Dans ce contexte volatile, le peuple congolais se retrouve ainsi pris entre le marteau et l’enclume, coincé entre un gouvernement congolais dont l’irresponsabilité compromet la souveraineté nationale, et un Rwanda stratège et criminel qui instrumentalise la présence résiduelle des FDLR, qui sont des ressortissants rwandais, pour asseoir son contrôle sur les richesses naturelles en territoire congolais.
En outre, l’ingérence d’acteurs économiques étrangers, attirés par l’accès aux ressources minières, accentue encore davantage la vulnérabilité du pays et alimente les dynamiques de prédation.

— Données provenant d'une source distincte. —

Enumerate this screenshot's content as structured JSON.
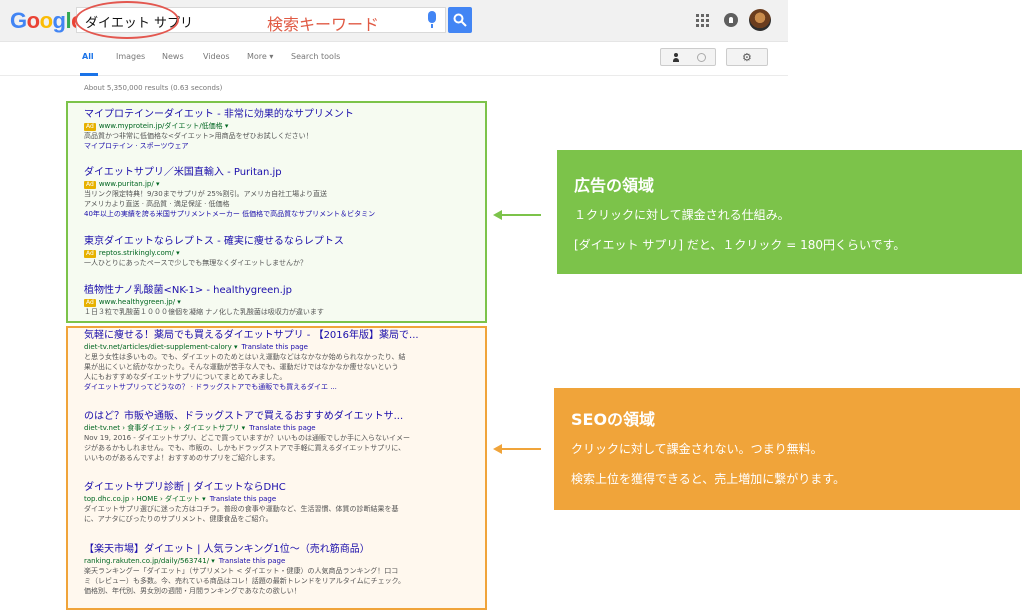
{
  "logo": {
    "g1": "G",
    "o1": "o",
    "o2": "o",
    "g2": "g",
    "l": "l",
    "e": "e"
  },
  "search": {
    "query": "ダイエット サプリ",
    "annotation": "検索キーワード"
  },
  "tabs": [
    "All",
    "Images",
    "News",
    "Videos",
    "More ▾",
    "Search tools"
  ],
  "stats": "About 5,350,000 results (0.63 seconds)",
  "ads": [
    {
      "title": "マイプロテインーダイエット - 非常に効果的なサプリメント",
      "url": "www.myprotein.jp/ダイエット/低価格 ▾",
      "snippets": [
        "高品質かつ非常に低価格な<ダイエット>用商品をぜひお試しください！"
      ],
      "sitelinks": "マイプロテイン · スポーツウェア"
    },
    {
      "title": "ダイエットサプリ／米国直輸入 - Puritan.jp",
      "url": "www.puritan.jp/ ▾",
      "snippets": [
        "当リンク限定特典！9/30までサプリが 25%割引。アメリカ自社工場より直送",
        "アメリカより直送 · 高品質 · 満足保証 · 低価格"
      ],
      "sitelinks": "40年以上の実績を誇る米国サプリメントメーカー 低価格で高品質なサプリメント＆ビタミン"
    },
    {
      "title": "東京ダイエットならレプトス - 確実に痩せるならレプトス",
      "url": "reptos.strikingly.com/ ▾",
      "snippets": [
        "一人ひとりにあったペースで少しでも無理なくダイエットしませんか？"
      ],
      "sitelinks": ""
    },
    {
      "title": "植物性ナノ乳酸菌<NK-1> - healthygreen.jp",
      "url": "www.healthygreen.jp/ ▾",
      "snippets": [
        "１日３粒で乳酸菌１０００億個を凝縮 ナノ化した乳酸菌は吸収力が違います"
      ],
      "sitelinks": ""
    }
  ],
  "organic": [
    {
      "title": "気軽に痩せる！薬局でも買えるダイエットサプリ - 【2016年版】薬局で...",
      "url": "diet-tv.net/articles/diet-supplement-calory ▾",
      "translate": "Translate this page",
      "snippets": [
        "と思う女性は多いもの。でも、ダイエットのためとはいえ運動などはなかなか始められなかったり、結",
        "果が出にくいと続かなかったり。そんな運動が苦手な人でも、運動だけではなかなか痩せないという",
        "人にもおすすめなダイエットサプリについてまとめてみました。"
      ],
      "sitelinks": "ダイエットサプリってどうなの？ · ドラッグストアでも通販でも買えるダイエ ..."
    },
    {
      "title": "のはど？市販や通販、ドラッグストアで買えるおすすめダイエットサ...",
      "url": "diet-tv.net › 食事ダイエット › ダイエットサプリ ▾",
      "translate": "Translate this page",
      "snippets": [
        "Nov 19, 2016 - ダイエットサプリ、どこで買っていますか？いいものは通販でしか手に入らないイメー",
        "ジがあるかもしれません。でも、市販の、しかもドラッグストアで手軽に買えるダイエットサプリに、",
        "いいものがあるんですよ！おすすめのサプリをご紹介します。"
      ],
      "sitelinks": ""
    },
    {
      "title": "ダイエットサプリ診断 | ダイエットならDHC",
      "url": "top.dhc.co.jp › HOME › ダイエット ▾",
      "translate": "Translate this page",
      "snippets": [
        "ダイエットサプリ選びに迷った方はコチラ。普段の食事や運動など、生活習慣、体質の診断結果を基",
        "に、アナタにぴったりのサプリメント、健康食品をご紹介。"
      ],
      "sitelinks": ""
    },
    {
      "title": "【楽天市場】ダイエット | 人気ランキング1位〜（売れ筋商品）",
      "url": "ranking.rakuten.co.jp/daily/563741/ ▾",
      "translate": "Translate this page",
      "snippets": [
        "楽天ランキングー「ダイエット」（サプリメント < ダイエット・健康）の人気商品ランキング！口コ",
        "ミ（レビュー）も多数。今、売れている商品はコレ！話題の最新トレンドをリアルタイムにチェック。",
        "価格別、年代別、男女別の週間・月間ランキングであなたの欲しい！"
      ],
      "sitelinks": ""
    }
  ],
  "callout_ad": {
    "title": "広告の領域",
    "line1": "１クリックに対して課金される仕組み。",
    "line2": "[ダイエット サプリ] だと、１クリック = 180円くらいです。"
  },
  "callout_seo": {
    "title": "SEOの領域",
    "line1": "クリックに対して課金されない。つまり無料。",
    "line2": "検索上位を獲得できると、売上増加に繋がります。"
  },
  "colors": {
    "ad_green": "#7cc34a",
    "seo_orange": "#f0a43a",
    "link_blue": "#1a0dab",
    "url_green": "#006621"
  }
}
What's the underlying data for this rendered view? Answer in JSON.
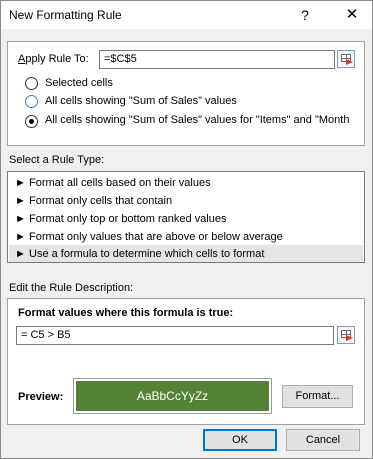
{
  "window": {
    "title": "New Formatting Rule",
    "help": "?",
    "close": "✕"
  },
  "apply_rule": {
    "label": "Apply Rule To:",
    "value": "=$C$5",
    "options": [
      {
        "label": "Selected cells",
        "checked": false
      },
      {
        "label": "All cells showing \"Sum of Sales\" values",
        "checked": false
      },
      {
        "label": "All cells showing \"Sum of Sales\" values for \"Items\" and \"Month",
        "checked": true
      }
    ]
  },
  "rule_type": {
    "label": "Select a Rule Type:",
    "bullet": "►",
    "items": [
      {
        "label": "Format all cells based on their values",
        "selected": false
      },
      {
        "label": "Format only cells that contain",
        "selected": false
      },
      {
        "label": "Format only top or bottom ranked values",
        "selected": false
      },
      {
        "label": "Format only values that are above or below average",
        "selected": false
      },
      {
        "label": "Use a formula to determine which cells to format",
        "selected": true
      }
    ]
  },
  "description": {
    "label": "Edit the Rule Description:",
    "formula_label": "Format values where this formula is true:",
    "formula_value": "= C5 > B5",
    "preview_label": "Preview:",
    "preview_text": "AaBbCcYyZz",
    "preview_fill": "#548235",
    "format_button": "Format..."
  },
  "buttons": {
    "ok": "OK",
    "cancel": "Cancel"
  }
}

Il est impératif de rappeler que la situation qui prévaut dans les Provinces du Nord et du Sud Kivu s’apparente à une annexion de fait. Le Rwanda exerce une autorité illégale sur des zones congolaises, en violation de la Charte des Nations Unies, du principe de souveraineté territoriale et du droit des peuples à disposer de leurs richesses naturelles (Résolution 1803 (XVII)). Le soutien implicite de certains gouvernements et les initiatives industrielles dans les zones occupées contribuent à normaliser cette situation contraire au droit et à l’éthique.
En réalité, les Accords de Washington et de Doha, loin de vouloir restaurer la légalité internationale dans la région des Grands Lacs, sont le fruit d’intérêts étrangers motivés par des velléités géostratégiques. Ces accords offrent l’illusion d’avancées diplomatiques, mais ne modifient en rien la réalité de millions de Congolaises et de Congolais déracinés, affamés et privés de leurs droits les plus fondamentaux.
Aucun agenda politique, qu’il soit national ou géostratégique, ne peut primer sur le droit du peuple congolais à la sécurité, à la justice et à la souveraineté.
Le retour de la paix dans l’Est de la République Démocratique du Congo exige l’adoption de sanctions fortes de la communauté internationale pour garantir le retrait des forces étrangères et le démantèlement des administrations parallèles illégitimes, conformément à la résolution 2773 du Conseil de Sécurité. Pour mettre fin à des décennies de violences, de déplacements forcés et d’exploitation, il est impératif d’inclure pleinement les populations locales dans toutes les initiatives de paix, de reconnaitre la dimension régionale du conflit et de mettre en avant une approche basée sur la vérité, la justice et la responsabilité.
Les conditions d’une sortie de crise juste et durable ne sont donc toujours pas réunies. Tant que les intérêts économiques et les accords miniers primeront sur les droits humains, la sécurité et la dignité du peuple congolais, aucune paix véritable ne pourra s’installer. Il est temps que les Congolaises et les Congolais refusent d’être la variable d’ajustement de rivalités géopolitiques et réclament pleinement leurs droits, recouvrent leur dignité et prennent en main leur destin.